This function takes the target game index and the stored dataframes as input, and calculates the scores for each feature, such as developers, publishers, genres, categories, tags, ratings, release dates, and descriptions. It then joins these scores into a single DataFrame and returns it.
This function combines all the scores from the first function into a single score by assigning different weights to each feature based on their importance. These weights were determined through knowledge of video games, discussions with gamers, and testing. The function then sorts the games by their total score and returns the top 30 similar games.
The weights in this function are designed to give more importance to games released around the same time as the target game. This is based on the assumption that users looking for a specific game might be more interested in other games from the same time period.

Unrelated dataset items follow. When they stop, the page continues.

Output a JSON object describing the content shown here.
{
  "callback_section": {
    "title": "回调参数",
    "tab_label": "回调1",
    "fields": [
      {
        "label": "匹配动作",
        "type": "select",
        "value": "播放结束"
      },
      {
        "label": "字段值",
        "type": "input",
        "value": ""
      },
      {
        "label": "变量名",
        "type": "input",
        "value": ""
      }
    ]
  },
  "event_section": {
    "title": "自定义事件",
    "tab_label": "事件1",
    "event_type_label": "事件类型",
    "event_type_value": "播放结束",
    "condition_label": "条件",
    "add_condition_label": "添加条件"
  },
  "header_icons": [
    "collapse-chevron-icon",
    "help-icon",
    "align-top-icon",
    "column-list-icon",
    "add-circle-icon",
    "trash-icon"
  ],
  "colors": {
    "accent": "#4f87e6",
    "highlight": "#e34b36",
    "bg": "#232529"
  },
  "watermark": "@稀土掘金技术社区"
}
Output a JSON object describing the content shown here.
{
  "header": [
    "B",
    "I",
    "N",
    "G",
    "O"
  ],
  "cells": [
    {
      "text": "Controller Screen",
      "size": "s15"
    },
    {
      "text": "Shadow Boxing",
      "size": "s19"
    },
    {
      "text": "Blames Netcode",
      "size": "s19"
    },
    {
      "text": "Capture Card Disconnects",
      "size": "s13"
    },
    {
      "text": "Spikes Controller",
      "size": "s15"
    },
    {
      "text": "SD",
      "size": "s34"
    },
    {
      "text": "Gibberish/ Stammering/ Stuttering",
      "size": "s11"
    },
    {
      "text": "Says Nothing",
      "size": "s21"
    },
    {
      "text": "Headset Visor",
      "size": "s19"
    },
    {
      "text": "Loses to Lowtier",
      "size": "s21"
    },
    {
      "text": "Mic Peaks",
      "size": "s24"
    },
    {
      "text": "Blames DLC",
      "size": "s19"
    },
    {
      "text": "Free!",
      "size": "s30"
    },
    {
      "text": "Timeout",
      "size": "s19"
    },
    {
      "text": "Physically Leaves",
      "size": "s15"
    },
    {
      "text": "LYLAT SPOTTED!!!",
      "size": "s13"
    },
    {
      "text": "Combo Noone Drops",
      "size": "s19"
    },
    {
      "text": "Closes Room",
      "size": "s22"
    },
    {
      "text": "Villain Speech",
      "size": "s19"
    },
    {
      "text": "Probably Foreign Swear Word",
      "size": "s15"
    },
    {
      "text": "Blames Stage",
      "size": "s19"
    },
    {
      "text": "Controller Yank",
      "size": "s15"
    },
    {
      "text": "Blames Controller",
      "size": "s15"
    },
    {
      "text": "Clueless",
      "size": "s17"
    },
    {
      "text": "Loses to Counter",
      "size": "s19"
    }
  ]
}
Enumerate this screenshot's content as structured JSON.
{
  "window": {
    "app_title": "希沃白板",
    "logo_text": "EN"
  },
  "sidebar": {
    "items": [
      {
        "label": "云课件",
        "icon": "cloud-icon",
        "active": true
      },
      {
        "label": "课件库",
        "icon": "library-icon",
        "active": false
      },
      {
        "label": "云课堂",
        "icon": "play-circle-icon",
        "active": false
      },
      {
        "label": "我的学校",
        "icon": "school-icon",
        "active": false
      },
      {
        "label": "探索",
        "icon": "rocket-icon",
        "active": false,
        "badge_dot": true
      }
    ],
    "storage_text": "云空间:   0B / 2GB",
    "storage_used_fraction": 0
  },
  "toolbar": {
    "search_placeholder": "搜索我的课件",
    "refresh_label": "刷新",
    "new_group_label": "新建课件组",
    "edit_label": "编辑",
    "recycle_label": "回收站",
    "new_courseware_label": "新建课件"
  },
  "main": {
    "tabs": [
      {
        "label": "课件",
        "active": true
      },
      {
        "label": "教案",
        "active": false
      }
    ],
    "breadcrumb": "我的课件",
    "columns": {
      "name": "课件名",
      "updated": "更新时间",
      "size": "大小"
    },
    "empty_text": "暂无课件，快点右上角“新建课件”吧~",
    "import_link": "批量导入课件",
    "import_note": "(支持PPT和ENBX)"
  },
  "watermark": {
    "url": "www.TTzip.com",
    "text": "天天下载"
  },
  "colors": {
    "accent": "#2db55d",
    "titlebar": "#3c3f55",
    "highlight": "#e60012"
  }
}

This function is similar to the previous one but adjusts the weights to give more importance to the release date, specifically favoring newer games. This function was created to ensure that the recommendation system also includes new games for users to discover, regardless of the target game's release date. The other weights in this function were fine-tuned through extensive testing with known games.
This function combines the results from the get_score
and get_score_new_games
functions by selecting the top 4 similar games and 3 random games from the top 30, and then removing any common games from the similar recent games list. It then adds the top 3 new games and 2 random games from the new games list, resulting in a total of 12 recommended games, which is the same number of games Steam displays on their website. The function then shuffles the results randomly and returns them.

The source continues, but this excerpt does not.